As part of the four betters approach, more flexible partnership formats – South–South and triangular cooperation, but also the trade- and business-focused One Country One Priority Product programme or the Blue Growth Initiative – are created or revived for a more capillary flow of development ideas and solutions. The young’s potential as the constituency to drive change is recognized: in 2021, the Youth Committee of FAO launches the World Food Forum, a platform geared towards reshaping agrifood systems, including through research competitions and startup challenges.

Ever since the Milan Expo of 2015, with its “Feeding the Planet, Energy for Life” theme, the agendas of FAO and its host country, Italy, have dovetailed to remarkable effect. The Matera Declaration on Food Security, Nutrition and Food Systems issued at the G20 Summit held in the southern Italian town, set the bases for a Food Coalition centred on systemic resilience. This institutional bond with both the Italian Government and the City of Rome, for an organization generously hosted among the capital’s most cherished sights, has likely never been stronger since the days of the International Institute of Agriculture, well before the birth of the Italian Republic itself.

Address by the President of the Italian Republic Sergio Mattarella – World Food Day, October 2023 [excerpt]

The challenges that I have recalled – from climate change, to rising conflict and the ensuing food and water shortages – have a common denominator: they are all transnational.

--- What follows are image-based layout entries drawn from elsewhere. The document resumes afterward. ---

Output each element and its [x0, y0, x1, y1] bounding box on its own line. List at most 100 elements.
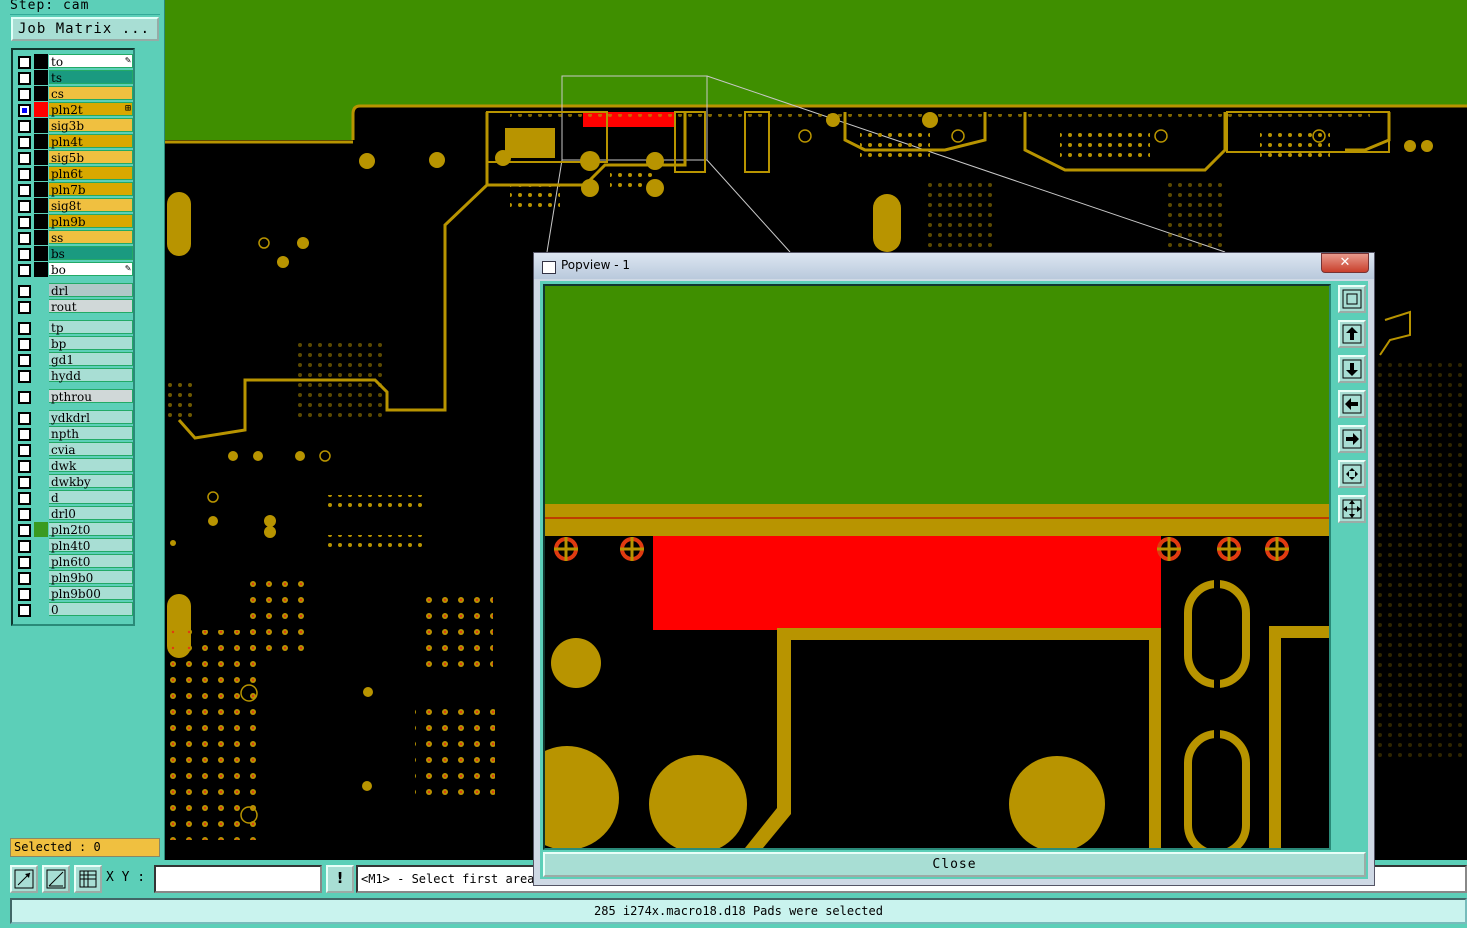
layer-row-pln4t[interactable]: pln4t: [17, 134, 133, 149]
layer-row-ss[interactable]: ss: [17, 230, 133, 245]
layer-row-bo[interactable]: bo ✎: [17, 262, 133, 277]
layer-row-sig5b[interactable]: sig5b: [17, 150, 133, 165]
layer-row-dwkby[interactable]: dwkby: [17, 474, 133, 489]
layer-checkbox[interactable]: [18, 476, 31, 489]
layer-row-gd1[interactable]: gd1: [17, 352, 133, 367]
layer-checkbox[interactable]: [18, 56, 31, 69]
layer-name[interactable]: pln4t0: [49, 538, 133, 553]
layer-color-swatch[interactable]: [34, 442, 48, 457]
layer-color-swatch[interactable]: [34, 389, 48, 404]
layer-checkbox[interactable]: [18, 184, 31, 197]
layer-name[interactable]: cvia: [49, 442, 133, 457]
layer-row-pln4t0[interactable]: pln4t0: [17, 538, 133, 553]
layer-checkbox[interactable]: [18, 216, 31, 229]
pan-up-button[interactable]: [1338, 320, 1366, 348]
layer-row-d[interactable]: d: [17, 490, 133, 505]
layer-name[interactable]: gd1: [49, 352, 133, 367]
layer-color-swatch[interactable]: [34, 246, 48, 261]
layer-name[interactable]: ts: [49, 70, 133, 85]
layer-row-cs[interactable]: cs: [17, 86, 133, 101]
layer-color-swatch[interactable]: [34, 490, 48, 505]
layer-color-swatch[interactable]: [34, 70, 48, 85]
layer-color-swatch[interactable]: [34, 336, 48, 351]
layer-name[interactable]: npth: [49, 426, 133, 441]
layer-checkbox[interactable]: [18, 572, 31, 585]
layer-checkbox[interactable]: [18, 492, 31, 505]
layer-row-sig8t[interactable]: sig8t: [17, 198, 133, 213]
layer-name[interactable]: drl: [49, 283, 133, 298]
layer-checkbox[interactable]: [18, 120, 31, 133]
layer-name[interactable]: sig5b: [49, 150, 133, 165]
layer-color-swatch[interactable]: [34, 320, 48, 335]
layer-name[interactable]: pln6t: [49, 166, 133, 181]
layer-row-sig3b[interactable]: sig3b: [17, 118, 133, 133]
layer-name[interactable]: pln9b: [49, 214, 133, 229]
layer-name[interactable]: pln9b00: [49, 586, 133, 601]
layer-row-drl0[interactable]: drl0: [17, 506, 133, 521]
layer-row-pln2t0[interactable]: pln2t0: [17, 522, 133, 537]
layer-color-swatch[interactable]: [34, 102, 48, 117]
layer-name[interactable]: cs: [49, 86, 133, 101]
layer-checkbox[interactable]: [18, 428, 31, 441]
layer-name[interactable]: pln7b: [49, 182, 133, 197]
layer-name[interactable]: drl0: [49, 506, 133, 521]
layer-name[interactable]: bs: [49, 246, 133, 261]
zoom-in-button[interactable]: [1338, 460, 1366, 488]
layer-color-swatch[interactable]: [34, 570, 48, 585]
layer-checkbox[interactable]: [18, 460, 31, 473]
layer-row-pln6t[interactable]: pln6t: [17, 166, 133, 181]
layer-checkbox[interactable]: [18, 604, 31, 617]
layer-row-cvia[interactable]: cvia: [17, 442, 133, 457]
layer-name[interactable]: sig3b: [49, 118, 133, 133]
layer-row-drl[interactable]: drl: [17, 283, 133, 298]
layer-name[interactable]: 0: [49, 602, 133, 617]
popview-canvas[interactable]: [543, 284, 1331, 850]
layer-name[interactable]: dwk: [49, 458, 133, 473]
layer-row-pln9b00[interactable]: pln9b00: [17, 586, 133, 601]
zoom-area-button[interactable]: [10, 865, 38, 893]
layer-name[interactable]: pln2t: [49, 102, 133, 117]
layer-checkbox[interactable]: [18, 556, 31, 569]
layer-name[interactable]: ss: [49, 230, 133, 245]
layer-row-pln2t[interactable]: pln2t ⊞: [17, 102, 133, 117]
pan-left-button[interactable]: [1338, 390, 1366, 418]
layer-checkbox[interactable]: [18, 104, 31, 117]
layer-row-pthrou[interactable]: pthrou: [17, 389, 133, 404]
layer-name[interactable]: sig8t: [49, 198, 133, 213]
layer-name[interactable]: pln2t0: [49, 522, 133, 537]
pan-right-button[interactable]: [1338, 425, 1366, 453]
grid-button[interactable]: [74, 865, 102, 893]
layer-name[interactable]: d: [49, 490, 133, 505]
layer-name[interactable]: bp: [49, 336, 133, 351]
layer-color-swatch[interactable]: [34, 426, 48, 441]
layer-checkbox[interactable]: [18, 370, 31, 383]
layer-color-swatch[interactable]: [34, 262, 48, 277]
layer-row-pln9b[interactable]: pln9b: [17, 214, 133, 229]
layer-checkbox[interactable]: [18, 264, 31, 277]
measure-button[interactable]: [42, 865, 70, 893]
layer-checkbox[interactable]: [18, 508, 31, 521]
layer-name[interactable]: tp: [49, 320, 133, 335]
layer-name[interactable]: hydd: [49, 368, 133, 383]
layer-color-swatch[interactable]: [34, 134, 48, 149]
layer-color-swatch[interactable]: [34, 458, 48, 473]
layer-row-tp[interactable]: tp: [17, 320, 133, 335]
layer-name[interactable]: pln9b0: [49, 570, 133, 585]
layer-name[interactable]: pln4t: [49, 134, 133, 149]
layer-color-swatch[interactable]: [34, 230, 48, 245]
layer-row-dwk[interactable]: dwk: [17, 458, 133, 473]
layer-checkbox[interactable]: [18, 248, 31, 261]
layer-color-swatch[interactable]: [34, 283, 48, 298]
layer-checkbox[interactable]: [18, 338, 31, 351]
layer-row-npth[interactable]: npth: [17, 426, 133, 441]
layer-row-ydkdrl[interactable]: ydkdrl: [17, 410, 133, 425]
layer-row-bp[interactable]: bp: [17, 336, 133, 351]
layer-color-swatch[interactable]: [34, 368, 48, 383]
layer-checkbox[interactable]: [18, 232, 31, 245]
layer-color-swatch[interactable]: [34, 522, 48, 537]
layer-color-swatch[interactable]: [34, 299, 48, 314]
layer-checkbox[interactable]: [18, 391, 31, 404]
layer-name[interactable]: bo: [49, 262, 133, 277]
layer-color-swatch[interactable]: [34, 586, 48, 601]
layer-color-swatch[interactable]: [34, 86, 48, 101]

This creates the need to combat these risks by resorting to the unique, formidable, and available instrument represented by the United Nations, making the most of its capabilities and, for what concerns agriculture and nutrition, to the UN Agencies that we proudly host here in Rome.

FAO, the World Food Programme, and IFAD concur to decisively respond to the problem of food security from different perspectives.

The challenge posed by the scourge of hunger – a moral even more than socio-economic imperative – can and must be won by focusing back on the centrality of multilateral commitment and the United Nations’ capacity to effectively combine the human, technological, and financial resources of single States, allocating them where they are needed, thus creating lasting development.

It is a commitment that the Italian Republic actively supports and that has led us to co-organize with FAO the second UN Food Systems Summit here in Rome last July, turning food security into one of the priority themes of the Italian Presidency of the G7.

While increasingly digital, FAO is ever more a presence “in the city”. In October 2025, to mark FAO’s 80th anniversary and World Food Day, the Food and Agriculture Museum and Network (FAO MuNe) opens at the Organization’s headquarters in Rome as a permanent exhibition and educational space. It showcases the significance of global agrifood systems, food traditions, scientific and innovative advancements; and the roles of women, youth, and Indigenous Peoples in building a sustainable food future through the framework of the four betters.

Much needs to change as we pursue our quest for food security, and much no doubt will, some in ways hardly predicable. The last 80 years have seen landscapes shift, countries form and dissolve. The faces of agriculture have morphed, the app has edged out the plough. Poverty has turned to abundance, though not everywhere, not always durably, and amid persistent or resurgent instability. Food itself has changed, and so too has our biological and cultural understanding of it. The machine mind and digital native generations will no doubt further transform the way food is grown and consumed. Yet through all this, FAO’s mission – to see the right to plentiful and diverse foods universally recognized and respected – endures. In times propitious and in times less so, through vagaries economic and political, with the compass of humanity and science to guide us.